In one bizarre scene, the lengthiest, perhaps, shot in a bar, the woman, who appears to be a rather fragile, emotionally wounded individual, has a few hours left with the man, before she returns to France. She reminisces in a drunken state, about her first love affair with a German soldier, who got killed. Only we aren’t really sure if it’s a dream she is narrating or a past, for she seems to be talking in present tense. There are a lot of flashback scenes interspersed, disturbing ones at that, describing how she was punished by confinement to a cellar and having her head shaved off! The woman gets hysterical, cries out loud, gets slapped by the man, then calms down again, constantly narrating the events, referring to the Japanese man as part of the story, although it is actually about the German soldier! During the time he keeps pouring drinks for her and listening to her story, the Japanese man keeps reiterating how much he is in love with her and would like to be with her!

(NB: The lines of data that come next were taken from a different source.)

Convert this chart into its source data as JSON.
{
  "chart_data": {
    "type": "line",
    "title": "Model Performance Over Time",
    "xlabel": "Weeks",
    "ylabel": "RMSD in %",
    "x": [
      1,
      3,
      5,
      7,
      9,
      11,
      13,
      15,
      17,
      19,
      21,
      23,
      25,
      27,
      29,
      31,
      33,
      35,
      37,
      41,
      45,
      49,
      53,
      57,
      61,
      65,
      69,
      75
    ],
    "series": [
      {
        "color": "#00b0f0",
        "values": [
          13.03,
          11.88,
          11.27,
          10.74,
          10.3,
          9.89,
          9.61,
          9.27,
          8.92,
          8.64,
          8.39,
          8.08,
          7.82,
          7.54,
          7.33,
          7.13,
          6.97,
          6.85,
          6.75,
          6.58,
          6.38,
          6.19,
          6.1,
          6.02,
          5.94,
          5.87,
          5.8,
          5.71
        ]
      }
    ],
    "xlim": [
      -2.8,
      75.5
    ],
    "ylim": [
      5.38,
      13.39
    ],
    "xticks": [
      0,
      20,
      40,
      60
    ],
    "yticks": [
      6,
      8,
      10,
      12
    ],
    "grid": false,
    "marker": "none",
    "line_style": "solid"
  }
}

It’s all befuddling but you do find yourself giving in to the strange but strikingly original narrative. There’s this soul-stirring background music score, top-notch cinematography, a partially great atmosphere, moody story-telling style, and the use of quick flash backs (a strong influence of the French New Wave). The acting is superlative all the way, by the two leads, most especially Emmanuelle Riva for her spellbinding performance, considering the camera mostly captures every expression on her face for a long time. And finally, there’s a sheer uniqueness about "Hiroshima Mon Amour" that makes it a film that deserves great admiration.
Only this this film is no "Last Year at Marienbad" (1961), that stupendous surrealist dreamscape of a film that Resnais followed this up with, and made use of some of the devices used in "Hiroshima Mon Amour" to a significantly greater effect.
Despite a well-written screenplay by Marguerite Duras, “Hiroshima Mon Amour”, nevertheless, oscillates between extremely surreal on one hand to extremely documentary-like real on the other, which lets it down slightly. It would've perhaps benefited more, had there been some consistency in its mood. Moreover, it certainly seems a tad long and repetitive even for its modest 90 min length and could've actually been much more accessible if cut short by at least 15 minutes.
Remarkable though; an essential film outing.